In order to build and maintain leadership capacity in other policy areas, Germany will need to invest in EU capacities in two ways. First, it will not be able to drive EU efforts forward unless it continues to take on a large share of the burden of joint solutions, in particular as a number of member states, including Greece, Spain, and Portugal, as well as Italy and France, are still recovering slowly from the financial and economic crises of the past years. This does not mean that the German government cannot also help build European solidarity mechanisms from which it may eventually benefit itself – for instance for sharing the costs of handling the refugee crisis, or for strengthening crisis resilience in the euro area. In fact, as the influx of refugees continues to put stress on Merkel, Berlin may need to make the case at home that the EU also helps Germany cope in order to maintain public support.
Secondly, the German government will have to invest in building trust, consensus, and coalitions. As the back-and-forth in the refugee crisis or Germany’s pressuring of Greece have shown, any surprise move from the German government risks being interpreted as a manifestation of self-interest and a misuse of its power position. Building and maintaining partnerships and coalitions will require more time and consistent political effort than Berlin has been investing. Germany, as the most powerful country, will likely also need to resort to issue-linkages and cross-policy deals, for instance to keep closed ranks on Russia or to find compromises on the migration issue.

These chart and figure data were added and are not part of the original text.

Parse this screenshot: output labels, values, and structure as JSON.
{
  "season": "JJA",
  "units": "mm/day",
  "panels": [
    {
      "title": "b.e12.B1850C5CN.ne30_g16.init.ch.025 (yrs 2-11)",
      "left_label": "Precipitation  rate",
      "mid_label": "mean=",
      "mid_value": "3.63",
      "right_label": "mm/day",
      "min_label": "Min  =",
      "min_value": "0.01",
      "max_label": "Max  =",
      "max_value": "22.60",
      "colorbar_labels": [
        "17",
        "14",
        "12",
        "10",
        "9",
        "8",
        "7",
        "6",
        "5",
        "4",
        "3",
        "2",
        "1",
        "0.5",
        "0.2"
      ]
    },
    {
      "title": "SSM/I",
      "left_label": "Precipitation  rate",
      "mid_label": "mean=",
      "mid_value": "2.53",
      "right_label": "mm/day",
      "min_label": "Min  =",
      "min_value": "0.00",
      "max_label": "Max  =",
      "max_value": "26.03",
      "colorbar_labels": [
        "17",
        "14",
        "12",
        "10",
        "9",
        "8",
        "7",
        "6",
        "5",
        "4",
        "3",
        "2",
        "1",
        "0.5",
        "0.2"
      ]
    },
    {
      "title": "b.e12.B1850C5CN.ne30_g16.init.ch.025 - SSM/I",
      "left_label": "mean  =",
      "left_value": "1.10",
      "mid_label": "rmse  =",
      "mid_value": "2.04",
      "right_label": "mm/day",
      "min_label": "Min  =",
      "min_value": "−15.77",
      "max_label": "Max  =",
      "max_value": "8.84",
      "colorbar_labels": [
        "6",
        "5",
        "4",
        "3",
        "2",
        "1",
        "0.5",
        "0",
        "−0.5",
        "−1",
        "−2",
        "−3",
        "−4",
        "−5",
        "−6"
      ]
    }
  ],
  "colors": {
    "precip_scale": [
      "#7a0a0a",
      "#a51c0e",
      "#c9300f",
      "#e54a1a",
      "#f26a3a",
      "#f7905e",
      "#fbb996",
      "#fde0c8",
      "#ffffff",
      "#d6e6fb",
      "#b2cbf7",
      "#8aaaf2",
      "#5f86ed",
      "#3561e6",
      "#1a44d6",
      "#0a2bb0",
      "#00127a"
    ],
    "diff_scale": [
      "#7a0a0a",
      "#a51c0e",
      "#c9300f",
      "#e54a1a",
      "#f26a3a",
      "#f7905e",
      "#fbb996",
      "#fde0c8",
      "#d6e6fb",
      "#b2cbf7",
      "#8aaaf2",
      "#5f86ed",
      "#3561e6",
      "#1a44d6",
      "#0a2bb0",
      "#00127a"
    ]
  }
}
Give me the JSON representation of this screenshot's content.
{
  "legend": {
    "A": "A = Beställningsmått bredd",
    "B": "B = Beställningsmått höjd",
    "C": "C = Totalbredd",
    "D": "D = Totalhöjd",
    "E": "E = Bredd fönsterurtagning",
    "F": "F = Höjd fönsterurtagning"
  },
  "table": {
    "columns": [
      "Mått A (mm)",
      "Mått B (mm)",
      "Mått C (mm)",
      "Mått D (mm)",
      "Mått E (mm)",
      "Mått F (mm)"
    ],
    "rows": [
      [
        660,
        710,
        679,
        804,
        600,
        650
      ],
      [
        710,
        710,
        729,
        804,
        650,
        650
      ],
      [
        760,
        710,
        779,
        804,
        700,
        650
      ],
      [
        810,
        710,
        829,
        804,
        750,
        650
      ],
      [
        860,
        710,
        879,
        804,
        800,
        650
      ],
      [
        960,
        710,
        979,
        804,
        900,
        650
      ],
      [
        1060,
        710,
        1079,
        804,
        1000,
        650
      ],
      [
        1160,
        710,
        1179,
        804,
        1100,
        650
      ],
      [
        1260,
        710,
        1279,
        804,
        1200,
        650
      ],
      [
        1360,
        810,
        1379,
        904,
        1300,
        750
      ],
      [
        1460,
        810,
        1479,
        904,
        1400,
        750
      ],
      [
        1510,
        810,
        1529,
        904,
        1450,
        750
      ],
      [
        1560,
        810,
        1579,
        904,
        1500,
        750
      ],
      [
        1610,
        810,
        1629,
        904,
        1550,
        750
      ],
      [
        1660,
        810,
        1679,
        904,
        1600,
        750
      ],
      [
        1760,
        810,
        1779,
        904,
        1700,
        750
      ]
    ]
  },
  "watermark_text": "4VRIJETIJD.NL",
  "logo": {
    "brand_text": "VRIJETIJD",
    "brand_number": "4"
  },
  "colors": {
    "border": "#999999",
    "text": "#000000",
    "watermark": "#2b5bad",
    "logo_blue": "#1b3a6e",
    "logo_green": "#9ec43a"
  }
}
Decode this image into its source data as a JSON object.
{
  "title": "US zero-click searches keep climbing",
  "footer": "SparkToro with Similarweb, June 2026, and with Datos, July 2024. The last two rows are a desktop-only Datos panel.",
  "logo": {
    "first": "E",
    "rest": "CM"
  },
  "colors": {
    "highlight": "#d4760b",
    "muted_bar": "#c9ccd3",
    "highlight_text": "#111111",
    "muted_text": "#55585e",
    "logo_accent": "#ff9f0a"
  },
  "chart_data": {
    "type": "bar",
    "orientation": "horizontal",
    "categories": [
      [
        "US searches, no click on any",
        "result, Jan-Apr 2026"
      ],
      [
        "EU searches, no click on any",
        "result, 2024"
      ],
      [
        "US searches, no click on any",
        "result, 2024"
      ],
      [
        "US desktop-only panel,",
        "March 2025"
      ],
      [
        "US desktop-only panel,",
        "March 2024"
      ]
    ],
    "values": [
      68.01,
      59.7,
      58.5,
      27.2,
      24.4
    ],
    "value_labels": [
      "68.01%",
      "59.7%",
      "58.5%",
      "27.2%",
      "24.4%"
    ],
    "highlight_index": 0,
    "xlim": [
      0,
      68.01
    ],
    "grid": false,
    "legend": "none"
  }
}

Meanwhile, German policy-makers and the German public will need to learn how to deal with criticism without dismissing it as a natural side effect of a leadership role. Since the financial and economic crises hit the eurozone eight years ago, Germany’s role in Europe has been vehemently criticized; Germany has been accused of shirking responsibility, obstructing progress, and leading in the wrong direction as it suits national preferences. Policy-makers in Berlin need to get better at engaging with their critics, and even learn from them when trying to tackle European challenges.
Since 1946, and in particular since regaining full sovereignty as a nation state, Germany has always defined its European and international role as part of a European and international order that is bound by treaties, secondary law, and EU decision-making procedures. But for German citizens and next-generation leaders, Europe has become a matter of choice, not an obligation grounded on historical memory and shame. This is where the largest domestic leadership challenge for the government emerges. Voters today need more convincing.
This is an especially important task in the face of the refugee crisis, which, for Germany, is a huge socal and political challenge with the potential to destabilize Germany politically. The government will need to balance its liberalism on asylum policy, which is enshrined in the German constitution, and the capacity of its administration, civil society, and policy-makers to actually handle the practical, political and security challenges that come with the current inflow of refugees. In order to maintain Germany’s pro-European stance and its openness to globalization and internationalization, the refugee crisis must not lead to the perception of a loss of control, rising insecurity, or the return of identity issues.
A domestic political crisis leading to further polarization and possible political instability would endanger Germany’s support for European integration. The effects of this would be enormous – not only for Germany, but for Europe as a whole.